Primary strengths of the current study include analyses of data based in a large, well characterized, nationally representative community dwelling sample, and the availability of two objective measures of adiposity. Although the current results are based on a nationally representative population, the results are limited in generalizability in that they are cross-sectional in nature. Examination of longitudinal data is needed in order to understand the differential impact of changes in physical activity and changes in weight on physical and functional limitations over time particularly in women and minorities. Additional limitations include that there were no objective measures of physical activity used in the survey and the simple count measure of comorbidity used for analyses does not take disease severity into account.23 Imprecise measurements of physical activity may have affected study results including prevalence estimates reported here.
CONCLUSION
Engagement in moderate/vigorous intensity exercise at least once per week is associated with lower odds of physical and functional impairment in obese older adults. Encouraging physical activity in normal weight and obese older adults may help to lower the odds of physical and functional impairment. Additional research is needed to examine the long-term benefits of physical activity in older adults who remain obese.
ACKNOWLEDGEMENTS
We acknowledge James A. Blumenthal, Gerda Fillenbaum and Celia Hybels for their reviews of previous versions this manuscript. Cassandra M. Germain, PhD. is supported by NHLBI IRS Diversity Supplement #3R01HL109219 - 02S1. Elizabeth Vasquez, Dr. PH has no financial disclosures. John A. Batsis, MD is partially supported by UB4HP19206-01-00 as a Medical Educator from the Health Resources and Services Administration, the Dartmouth Centers for Health and Aging, and has received support from the Department of Medicine, Dartmouth-Hitchcock Medical Center. He has served as a consultant to the legal firm Dinse, Knapp, McAndrew LLC for a clinical case review in 2012.

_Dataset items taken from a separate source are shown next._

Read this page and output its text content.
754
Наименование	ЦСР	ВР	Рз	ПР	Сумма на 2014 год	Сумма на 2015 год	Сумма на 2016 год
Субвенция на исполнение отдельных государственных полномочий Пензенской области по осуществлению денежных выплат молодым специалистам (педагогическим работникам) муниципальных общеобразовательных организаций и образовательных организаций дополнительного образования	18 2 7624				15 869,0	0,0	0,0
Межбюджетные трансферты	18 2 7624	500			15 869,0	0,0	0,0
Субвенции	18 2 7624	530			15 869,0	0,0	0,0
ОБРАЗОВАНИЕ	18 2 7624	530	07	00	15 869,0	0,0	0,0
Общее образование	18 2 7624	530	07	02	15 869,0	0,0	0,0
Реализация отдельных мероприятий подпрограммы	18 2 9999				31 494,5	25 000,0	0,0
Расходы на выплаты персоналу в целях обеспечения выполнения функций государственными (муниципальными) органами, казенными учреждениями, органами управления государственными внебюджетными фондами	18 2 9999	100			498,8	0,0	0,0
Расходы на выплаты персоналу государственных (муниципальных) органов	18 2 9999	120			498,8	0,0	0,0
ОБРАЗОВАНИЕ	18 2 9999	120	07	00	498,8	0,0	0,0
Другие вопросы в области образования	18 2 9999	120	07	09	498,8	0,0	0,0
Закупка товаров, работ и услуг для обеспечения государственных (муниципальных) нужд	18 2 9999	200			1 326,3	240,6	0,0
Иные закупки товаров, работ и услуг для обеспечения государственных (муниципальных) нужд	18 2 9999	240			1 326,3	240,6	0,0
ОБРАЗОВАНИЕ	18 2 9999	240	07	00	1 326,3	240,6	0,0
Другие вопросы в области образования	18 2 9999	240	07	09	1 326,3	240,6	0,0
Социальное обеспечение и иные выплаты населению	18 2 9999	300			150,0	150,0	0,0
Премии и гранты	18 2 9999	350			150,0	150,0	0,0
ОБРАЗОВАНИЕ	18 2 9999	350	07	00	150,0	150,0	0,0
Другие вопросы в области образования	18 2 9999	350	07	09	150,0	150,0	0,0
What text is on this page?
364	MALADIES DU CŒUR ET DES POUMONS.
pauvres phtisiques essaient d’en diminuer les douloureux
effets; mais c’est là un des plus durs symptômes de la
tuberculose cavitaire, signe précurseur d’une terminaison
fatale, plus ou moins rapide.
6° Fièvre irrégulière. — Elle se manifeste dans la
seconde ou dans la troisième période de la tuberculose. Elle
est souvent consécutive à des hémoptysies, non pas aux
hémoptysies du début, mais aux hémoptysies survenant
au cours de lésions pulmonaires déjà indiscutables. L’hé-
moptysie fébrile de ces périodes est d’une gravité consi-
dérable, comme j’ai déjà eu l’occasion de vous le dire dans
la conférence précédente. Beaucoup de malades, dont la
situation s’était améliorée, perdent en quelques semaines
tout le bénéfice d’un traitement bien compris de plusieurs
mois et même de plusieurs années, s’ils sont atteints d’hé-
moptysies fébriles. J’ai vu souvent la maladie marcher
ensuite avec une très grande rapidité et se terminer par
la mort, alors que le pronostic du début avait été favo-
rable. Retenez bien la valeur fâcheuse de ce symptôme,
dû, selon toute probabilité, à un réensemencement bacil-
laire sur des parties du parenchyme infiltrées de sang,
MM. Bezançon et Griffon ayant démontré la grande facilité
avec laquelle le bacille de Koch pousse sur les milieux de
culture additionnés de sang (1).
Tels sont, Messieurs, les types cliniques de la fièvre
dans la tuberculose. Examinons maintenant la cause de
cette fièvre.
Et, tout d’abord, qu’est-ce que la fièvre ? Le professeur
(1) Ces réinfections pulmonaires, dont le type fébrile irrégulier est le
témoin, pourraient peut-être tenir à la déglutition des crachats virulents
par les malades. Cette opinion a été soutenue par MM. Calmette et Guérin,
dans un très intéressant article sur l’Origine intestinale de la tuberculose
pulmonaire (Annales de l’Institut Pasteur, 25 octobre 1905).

This project was initiated and analyzed solely by the investigators.
Appendix
Table 5.
N | 6,486 | 207 | |
---|---|---|---|
M(SD) | M(SD) | ||
Age years | 68.9 (6.08) | 69.2 (6.13) | .531 |
Education years | 12.3 (3.30) | 12.4 (3.04) | .667 |
Comorbidities | 2.7 (1.22) | 3.0 (1.21) | .0005 |
Waist Circumference (cm) | 100.7 (15.44) | 118.17 (24.8) | .0001 |
Sex N(%) | .573 | ||
Male | 2967 (45.7) | 90 (43.48) | |
Female | 3524 (54.3) | 117 (56.52) | |
Race N(%)b | .134 | ||
White | 5267 (81.1) | 159 (76.81) | |
Black | 1061 (16.4) | 43 (20.77) | |
Other | 163 (2.5) | 5 (2.42) | |
Current Smoker N(%) | 1562 (24.1) | 45 (21.74) | .487 |
Active N(%) | 3520 (54.3) | 91 (43.96) | .004 |
Body Mass Index N(%)b | |||
Normal | 1524 (24.5) | ||
Overweight | 2311 (37.1) | ||
Obese | 2388 (38.4) |
Footnotes
Conflicts of Interest
There are no additional financial disclosures to report.